Stochastic Volterra Integral Equations

In this seminar, we will study one-dimensional stochastic Volterra integral equations with a particular focus on fractional kernels. For this purpose, fundamental concepts in stochastic analysis, such as semimartingales, stochastic integrals and fractional Brownian motion, will be discussed. The aim of this course is to derive unique strong solutions under Lipschitz conditions on the drift and diffusion coefficients of the stochastic Volterra equation.
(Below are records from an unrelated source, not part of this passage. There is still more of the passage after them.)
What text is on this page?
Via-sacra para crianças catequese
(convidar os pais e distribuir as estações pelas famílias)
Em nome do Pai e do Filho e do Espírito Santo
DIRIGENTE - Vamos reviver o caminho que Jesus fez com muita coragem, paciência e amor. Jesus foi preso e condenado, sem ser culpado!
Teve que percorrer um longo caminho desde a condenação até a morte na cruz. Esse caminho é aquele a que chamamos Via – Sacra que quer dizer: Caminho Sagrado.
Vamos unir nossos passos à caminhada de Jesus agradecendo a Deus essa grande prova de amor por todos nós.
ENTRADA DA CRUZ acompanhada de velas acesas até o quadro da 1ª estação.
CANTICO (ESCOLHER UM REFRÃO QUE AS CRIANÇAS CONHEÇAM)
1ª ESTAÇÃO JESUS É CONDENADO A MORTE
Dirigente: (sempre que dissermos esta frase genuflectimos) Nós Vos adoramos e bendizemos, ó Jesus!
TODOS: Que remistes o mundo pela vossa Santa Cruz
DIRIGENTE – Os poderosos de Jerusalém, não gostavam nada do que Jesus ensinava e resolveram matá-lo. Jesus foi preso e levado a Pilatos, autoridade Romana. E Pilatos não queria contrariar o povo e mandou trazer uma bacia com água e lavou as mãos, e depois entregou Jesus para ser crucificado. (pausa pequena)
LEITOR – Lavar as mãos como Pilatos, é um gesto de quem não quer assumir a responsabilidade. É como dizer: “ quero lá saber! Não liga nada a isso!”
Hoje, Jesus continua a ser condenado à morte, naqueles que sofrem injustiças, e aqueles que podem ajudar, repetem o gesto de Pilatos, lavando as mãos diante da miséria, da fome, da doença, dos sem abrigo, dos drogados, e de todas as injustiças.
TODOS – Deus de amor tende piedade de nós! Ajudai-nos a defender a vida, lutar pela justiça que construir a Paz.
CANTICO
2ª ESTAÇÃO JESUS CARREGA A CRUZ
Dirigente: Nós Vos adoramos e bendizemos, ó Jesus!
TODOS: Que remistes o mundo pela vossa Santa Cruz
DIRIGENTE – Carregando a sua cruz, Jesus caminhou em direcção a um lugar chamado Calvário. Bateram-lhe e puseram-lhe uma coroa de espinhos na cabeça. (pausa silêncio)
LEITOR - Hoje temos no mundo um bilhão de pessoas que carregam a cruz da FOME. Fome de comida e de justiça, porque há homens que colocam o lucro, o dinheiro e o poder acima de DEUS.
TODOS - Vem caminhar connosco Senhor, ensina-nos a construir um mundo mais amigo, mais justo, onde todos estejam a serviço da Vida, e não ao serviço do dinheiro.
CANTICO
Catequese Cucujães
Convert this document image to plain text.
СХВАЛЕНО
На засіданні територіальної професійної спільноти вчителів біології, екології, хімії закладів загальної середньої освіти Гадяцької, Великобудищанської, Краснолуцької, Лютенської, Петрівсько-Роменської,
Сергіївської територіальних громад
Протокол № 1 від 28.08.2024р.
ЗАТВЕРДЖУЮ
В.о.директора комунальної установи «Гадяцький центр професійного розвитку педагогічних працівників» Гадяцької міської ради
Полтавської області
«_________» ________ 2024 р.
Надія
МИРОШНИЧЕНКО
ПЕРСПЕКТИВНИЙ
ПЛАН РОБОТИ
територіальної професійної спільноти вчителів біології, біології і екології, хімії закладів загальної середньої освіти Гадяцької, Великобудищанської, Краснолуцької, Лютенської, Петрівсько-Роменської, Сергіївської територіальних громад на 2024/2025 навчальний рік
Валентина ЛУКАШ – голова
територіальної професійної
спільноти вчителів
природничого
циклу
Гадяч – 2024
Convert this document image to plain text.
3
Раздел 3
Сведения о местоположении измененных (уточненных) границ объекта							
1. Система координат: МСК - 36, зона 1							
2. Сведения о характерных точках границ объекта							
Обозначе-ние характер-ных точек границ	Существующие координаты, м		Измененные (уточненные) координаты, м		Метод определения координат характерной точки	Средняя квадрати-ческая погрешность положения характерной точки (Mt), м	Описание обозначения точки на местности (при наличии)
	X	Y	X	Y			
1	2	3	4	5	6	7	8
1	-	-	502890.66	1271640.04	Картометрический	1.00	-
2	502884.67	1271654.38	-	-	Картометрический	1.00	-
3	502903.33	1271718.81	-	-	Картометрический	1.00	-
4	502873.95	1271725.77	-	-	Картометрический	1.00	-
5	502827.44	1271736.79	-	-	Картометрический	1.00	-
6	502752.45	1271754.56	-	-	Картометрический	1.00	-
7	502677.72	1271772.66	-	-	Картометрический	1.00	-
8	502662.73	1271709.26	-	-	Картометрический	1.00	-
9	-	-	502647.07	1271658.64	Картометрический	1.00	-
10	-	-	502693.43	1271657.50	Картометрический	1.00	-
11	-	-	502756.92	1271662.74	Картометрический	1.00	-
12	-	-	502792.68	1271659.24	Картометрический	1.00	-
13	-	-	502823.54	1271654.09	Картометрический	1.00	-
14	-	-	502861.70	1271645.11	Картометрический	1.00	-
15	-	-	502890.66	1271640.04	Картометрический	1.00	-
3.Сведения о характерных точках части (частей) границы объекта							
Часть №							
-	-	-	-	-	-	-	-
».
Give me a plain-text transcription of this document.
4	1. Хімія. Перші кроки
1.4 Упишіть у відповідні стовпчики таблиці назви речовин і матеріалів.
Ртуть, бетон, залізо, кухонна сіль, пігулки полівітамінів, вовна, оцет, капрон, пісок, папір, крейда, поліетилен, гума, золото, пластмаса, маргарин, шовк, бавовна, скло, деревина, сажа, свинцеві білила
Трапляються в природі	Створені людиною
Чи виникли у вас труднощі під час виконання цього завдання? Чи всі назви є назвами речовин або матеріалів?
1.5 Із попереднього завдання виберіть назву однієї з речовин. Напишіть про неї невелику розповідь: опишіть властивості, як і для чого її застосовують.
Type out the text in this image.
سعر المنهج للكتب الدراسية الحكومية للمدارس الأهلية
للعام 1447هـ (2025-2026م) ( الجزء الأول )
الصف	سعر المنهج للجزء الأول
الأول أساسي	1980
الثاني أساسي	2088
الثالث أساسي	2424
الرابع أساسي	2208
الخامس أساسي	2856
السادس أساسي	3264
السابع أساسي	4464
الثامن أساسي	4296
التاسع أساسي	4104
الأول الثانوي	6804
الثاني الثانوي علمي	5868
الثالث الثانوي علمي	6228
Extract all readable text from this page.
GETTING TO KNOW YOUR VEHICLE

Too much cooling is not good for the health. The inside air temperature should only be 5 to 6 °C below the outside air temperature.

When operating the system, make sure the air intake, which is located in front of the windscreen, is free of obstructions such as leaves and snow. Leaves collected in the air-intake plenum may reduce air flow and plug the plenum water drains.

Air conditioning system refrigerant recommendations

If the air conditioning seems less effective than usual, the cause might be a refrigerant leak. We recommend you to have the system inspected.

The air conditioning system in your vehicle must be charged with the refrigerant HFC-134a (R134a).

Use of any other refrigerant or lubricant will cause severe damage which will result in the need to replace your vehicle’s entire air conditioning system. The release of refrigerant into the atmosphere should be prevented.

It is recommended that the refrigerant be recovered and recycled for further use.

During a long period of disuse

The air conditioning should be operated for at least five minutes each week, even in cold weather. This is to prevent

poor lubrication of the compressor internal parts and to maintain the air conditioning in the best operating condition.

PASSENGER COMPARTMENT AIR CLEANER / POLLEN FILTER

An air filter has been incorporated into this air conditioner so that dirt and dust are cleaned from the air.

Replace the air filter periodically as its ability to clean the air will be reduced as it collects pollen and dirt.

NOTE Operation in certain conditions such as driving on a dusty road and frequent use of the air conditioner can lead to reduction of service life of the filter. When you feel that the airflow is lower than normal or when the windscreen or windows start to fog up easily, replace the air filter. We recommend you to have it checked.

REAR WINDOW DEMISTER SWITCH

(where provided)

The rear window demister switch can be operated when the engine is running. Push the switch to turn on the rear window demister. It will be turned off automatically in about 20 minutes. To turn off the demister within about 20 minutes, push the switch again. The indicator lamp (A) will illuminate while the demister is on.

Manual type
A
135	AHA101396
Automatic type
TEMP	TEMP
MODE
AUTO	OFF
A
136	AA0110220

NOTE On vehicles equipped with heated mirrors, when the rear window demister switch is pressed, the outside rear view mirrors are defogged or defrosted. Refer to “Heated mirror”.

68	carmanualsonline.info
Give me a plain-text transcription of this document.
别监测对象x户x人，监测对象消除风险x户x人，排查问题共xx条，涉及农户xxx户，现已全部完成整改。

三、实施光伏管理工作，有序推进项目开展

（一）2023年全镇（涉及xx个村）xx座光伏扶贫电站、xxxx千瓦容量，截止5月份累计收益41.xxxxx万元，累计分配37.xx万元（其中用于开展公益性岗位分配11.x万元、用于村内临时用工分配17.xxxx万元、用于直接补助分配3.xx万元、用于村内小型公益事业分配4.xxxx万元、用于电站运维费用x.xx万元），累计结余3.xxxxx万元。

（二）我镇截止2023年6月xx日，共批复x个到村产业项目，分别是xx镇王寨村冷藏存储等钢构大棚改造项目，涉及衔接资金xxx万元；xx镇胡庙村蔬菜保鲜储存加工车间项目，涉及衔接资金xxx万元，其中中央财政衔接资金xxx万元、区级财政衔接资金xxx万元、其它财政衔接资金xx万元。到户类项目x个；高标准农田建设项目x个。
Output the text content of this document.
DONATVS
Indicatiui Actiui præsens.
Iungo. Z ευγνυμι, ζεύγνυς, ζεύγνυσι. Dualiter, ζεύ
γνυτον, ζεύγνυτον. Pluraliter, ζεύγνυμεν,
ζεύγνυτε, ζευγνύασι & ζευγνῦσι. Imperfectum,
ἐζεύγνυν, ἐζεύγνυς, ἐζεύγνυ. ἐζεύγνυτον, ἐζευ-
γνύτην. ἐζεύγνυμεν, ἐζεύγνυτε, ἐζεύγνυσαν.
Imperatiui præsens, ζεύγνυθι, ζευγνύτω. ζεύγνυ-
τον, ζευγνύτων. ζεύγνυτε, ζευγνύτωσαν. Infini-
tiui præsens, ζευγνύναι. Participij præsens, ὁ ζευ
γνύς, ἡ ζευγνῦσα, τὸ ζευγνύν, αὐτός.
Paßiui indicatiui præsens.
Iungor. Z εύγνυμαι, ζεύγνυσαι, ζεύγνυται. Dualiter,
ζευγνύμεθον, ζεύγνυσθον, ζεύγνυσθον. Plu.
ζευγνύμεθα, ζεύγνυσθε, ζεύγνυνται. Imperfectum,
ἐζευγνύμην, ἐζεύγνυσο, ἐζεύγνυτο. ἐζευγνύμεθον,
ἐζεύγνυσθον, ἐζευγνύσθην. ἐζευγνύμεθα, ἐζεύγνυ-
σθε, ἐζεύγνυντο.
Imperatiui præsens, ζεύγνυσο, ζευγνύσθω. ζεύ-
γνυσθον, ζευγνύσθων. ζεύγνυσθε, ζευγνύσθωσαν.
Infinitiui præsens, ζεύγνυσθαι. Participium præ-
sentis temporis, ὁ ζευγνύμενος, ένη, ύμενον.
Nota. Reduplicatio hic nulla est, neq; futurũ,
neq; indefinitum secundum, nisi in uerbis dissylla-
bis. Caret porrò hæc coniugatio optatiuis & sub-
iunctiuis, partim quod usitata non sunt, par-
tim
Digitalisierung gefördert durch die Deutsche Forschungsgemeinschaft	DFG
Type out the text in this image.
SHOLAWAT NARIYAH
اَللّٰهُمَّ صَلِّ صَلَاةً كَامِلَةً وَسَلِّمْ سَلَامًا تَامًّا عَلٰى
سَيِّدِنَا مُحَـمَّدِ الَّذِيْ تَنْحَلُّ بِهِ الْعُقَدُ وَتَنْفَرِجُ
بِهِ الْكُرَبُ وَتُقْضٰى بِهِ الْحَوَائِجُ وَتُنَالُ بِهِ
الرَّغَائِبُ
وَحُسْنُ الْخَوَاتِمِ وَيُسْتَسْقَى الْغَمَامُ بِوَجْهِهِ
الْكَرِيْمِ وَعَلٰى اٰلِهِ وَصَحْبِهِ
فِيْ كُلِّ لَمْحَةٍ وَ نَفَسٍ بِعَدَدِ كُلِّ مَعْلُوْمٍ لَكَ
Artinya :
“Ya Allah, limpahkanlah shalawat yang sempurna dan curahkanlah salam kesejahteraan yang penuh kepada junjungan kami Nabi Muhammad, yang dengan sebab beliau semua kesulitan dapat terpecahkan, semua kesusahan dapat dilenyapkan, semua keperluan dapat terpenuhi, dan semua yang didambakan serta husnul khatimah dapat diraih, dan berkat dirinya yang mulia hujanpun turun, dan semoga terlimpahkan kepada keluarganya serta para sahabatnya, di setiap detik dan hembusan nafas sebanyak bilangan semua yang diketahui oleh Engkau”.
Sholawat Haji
• Revuz, D. and Yor, M.: Continuous martingales and Brownian motion, Springer-Verlag, 1999.
• Karatzas, I. and Shreve, S. E.: Brownian motion and stochastic calculus, Springer-Verlag, 1988.
• Ikeda, N. and Watanabe, S.: Stochastic differential equations and diffusion processes, North-Holland Publishing Co., 1989.
  

All three books are available as PDF files for LMU students at the university library.

Target Participants: Master students in Mathematics and Financial and Insurance Mathematics.

Pre-requisites: Probability theory and measure and integration theory.

Applicable credits: 3 ECTS. Students may apply the credits from this course to the

• Master in Mathematics, PO 2021 (any seminar module, such as WP 12 or WP 15),
• Master in Financial and Insurance Mathematics, PO 2021 (P 3 or WP 17), PO 2019 (P 3 or WP 18).